Private schools deal with this problem but just sending the student back to the public school, but public schools do not have that option, they have to try and educate kids that are unmotivated and do not want to be there.
I always looked at it from a coaching perceptive, if I spent the majority of my time coaching the bottom 5 players on the roster to get better, every parent of the kids that had talent would raise hell about why I was not coaching the kids to be the best team possible and that their kid was wasting a year. That is what we are dong currently in education, wasting valuable time and resources on kids that do not want it, could care less about an education and do not want to be there. While others that do want to learn and get better are many times left to understand the assignment, because I was again dealing with little Johnny here that is bouncing off the wall. I hate to say it but as the kids get older you either have to remove them from the classroom, or tell them to just sit there so the other kids can learn. You are not going to pass, but I am also not going to give you grief about not turning stuff in. It sucks, but we as educators are there to teach, not play baby sitter.
I commiserate with the challenges in public education, but as a parent of one kid who was an honor student and in AP classes and another with mental and physical challenges and ADHD (so yes, on occasion he is bouncing off the wall), I have to say that giving up on kids that have barriers to education is not the answer. Yes we need to find a balance but giving up on them is not part of the equation.
My son needs a lot of help in some of his classes. We try to give him as much as we can from home. However some of his teachers make it very difficult for us to help in the instruction of our son. On-line parent tools have out of date, incorrect information. We will check and find no assignments for a class then a few days later find that he has a late assignment that was assigned during that time period. The online tool for checking on work progress is worthless. It shows all assignments turned in and not graded as missing. Some teachers grade work right away, some will wait almost a week before it appears so if it really is missing you are way down the road before you know it - and frankly it is a guess since you don't know if all the other student's work is graded and your kid's is missing or if it still isn't graded. (And what happened to returning graded work to students? Isn't part of grading work is so that we can learn from our mistakes? Feedback of "you got 1.2 out of 4 on this assignment" is next to worthless.) Executive functioning is one of the areas that my son struggles with as part of his disorders.
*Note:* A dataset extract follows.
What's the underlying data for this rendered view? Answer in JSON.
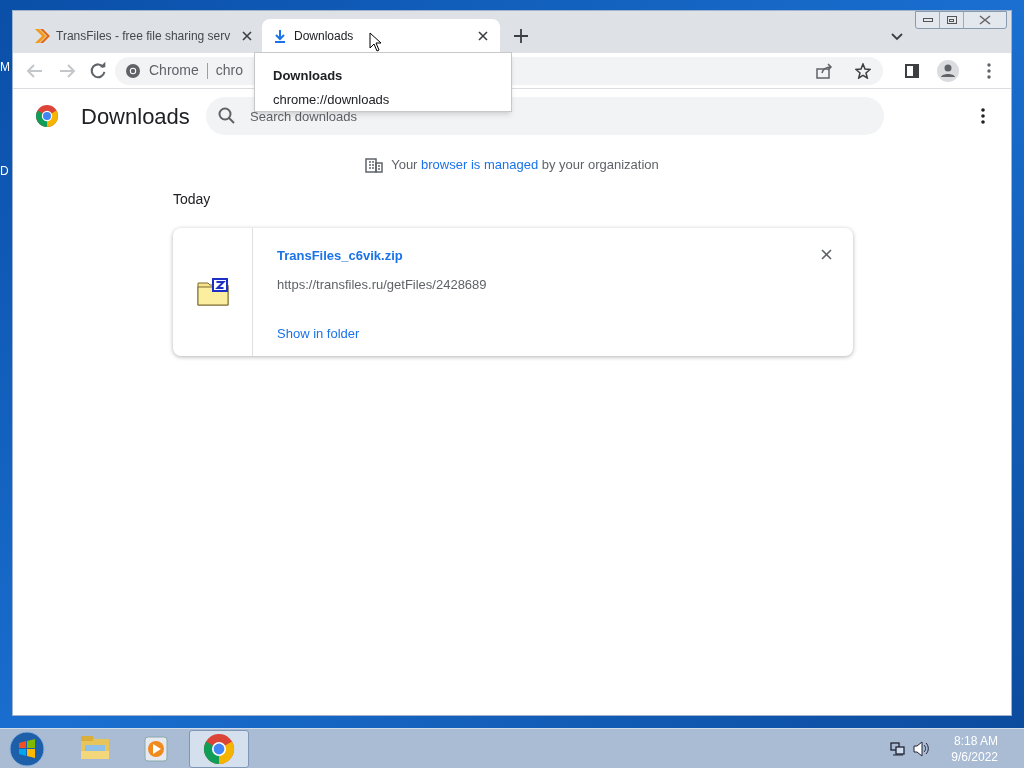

If the parents aren't given the tools to help him organizing and keeping track of his work then that tells me that the school and teachers plan to help my child with that as laid out in his IEP.
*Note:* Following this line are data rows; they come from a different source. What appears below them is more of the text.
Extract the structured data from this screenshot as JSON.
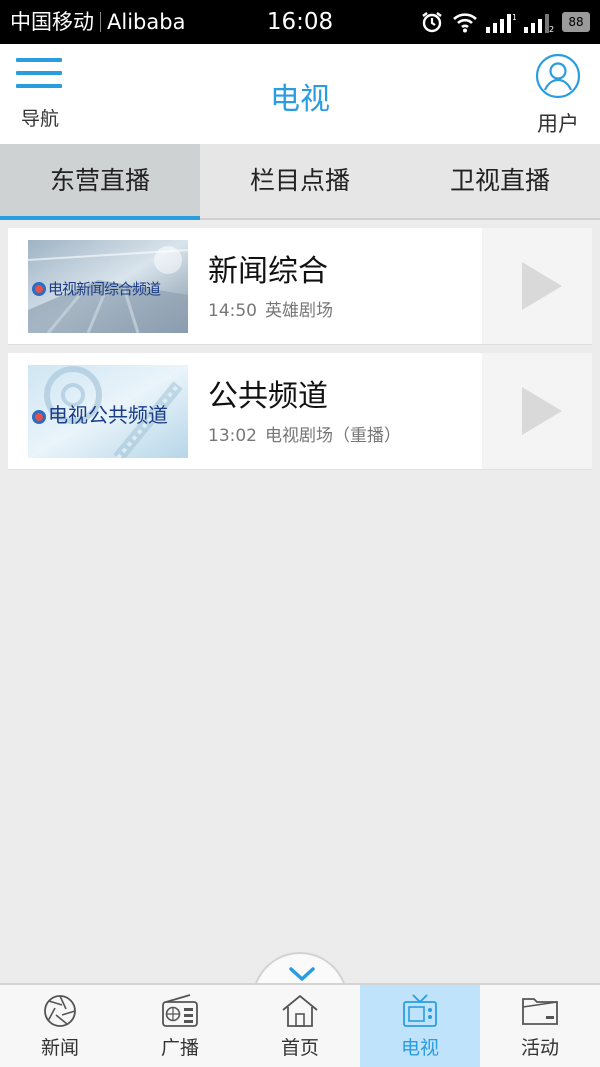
{
  "status_bar": {
    "carrier": "中国移动",
    "network_name": "Alibaba",
    "time": "16:08",
    "battery": "88",
    "icons": [
      "alarm-icon",
      "wifi-icon",
      "signal-icon",
      "signal-2-icon",
      "battery-icon"
    ]
  },
  "header": {
    "nav_label": "导航",
    "title": "电视",
    "user_label": "用户",
    "accent_color": "#2a9de0"
  },
  "tabs": [
    {
      "label": "东营直播",
      "active": true
    },
    {
      "label": "栏目点播",
      "active": false
    },
    {
      "label": "卫视直播",
      "active": false
    }
  ],
  "channels": [
    {
      "thumb_text": "电视新闻综合频道",
      "title": "新闻综合",
      "time": "14:50",
      "program": "英雄剧场"
    },
    {
      "thumb_text": "电视公共频道",
      "title": "公共频道",
      "time": "13:02",
      "program": "电视剧场（重播）"
    }
  ],
  "bottom_nav": [
    {
      "label": "新闻",
      "icon": "aperture-icon",
      "active": false
    },
    {
      "label": "广播",
      "icon": "radio-icon",
      "active": false
    },
    {
      "label": "首页",
      "icon": "home-icon",
      "active": false
    },
    {
      "label": "电视",
      "icon": "tv-icon",
      "active": true
    },
    {
      "label": "活动",
      "icon": "folder-icon",
      "active": false
    }
  ]
}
This isn't a kid who doesn't try, but some classes with certain skills are extremely difficult for him. Others come a bit easier and in some he actually excells. In fact, he won a math award - one of only two in his entire high school - for last academic year in a pretty large high school.
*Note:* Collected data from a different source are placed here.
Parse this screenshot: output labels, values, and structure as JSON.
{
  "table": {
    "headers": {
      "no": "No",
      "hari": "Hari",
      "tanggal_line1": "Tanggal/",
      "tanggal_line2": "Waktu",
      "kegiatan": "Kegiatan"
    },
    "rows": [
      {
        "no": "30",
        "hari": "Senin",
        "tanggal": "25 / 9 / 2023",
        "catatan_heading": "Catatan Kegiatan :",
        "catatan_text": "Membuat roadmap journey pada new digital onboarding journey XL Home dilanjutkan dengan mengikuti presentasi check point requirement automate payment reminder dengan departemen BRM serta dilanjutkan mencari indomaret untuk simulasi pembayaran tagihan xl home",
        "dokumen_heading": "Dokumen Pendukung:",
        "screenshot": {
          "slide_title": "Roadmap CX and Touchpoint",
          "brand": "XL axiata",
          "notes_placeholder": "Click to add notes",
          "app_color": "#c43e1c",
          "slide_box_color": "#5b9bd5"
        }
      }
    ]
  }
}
It is clear to us that a few of the teachers at his school have put him in the category you seem to be putting some students in. Maybe that is fair for some students that don't care and don't try - sad but fair - but for a kid that just needs the extra help to succeed and has proven s/he can and has with help, don't shut parents out who are clearly trying to help you help their kid.
And why the hell aren't we giving those kids grief for not getting assignments done? Send a letter home every day if you have to. It can be a form letter where you just fill in the blank of the missing assignment. Not all do, but THERE ARE STILL PARENTS WHO DO CARE!
Don't get me wrong, the majority of his teachers have been great. He has had a couple of Special Ed teachers who are my heroes, including the one who is his current sports coach. But giving up on kids because they are "bouncing off the walls" and assuming that means that they don't want to try to learn hits a nerve with me.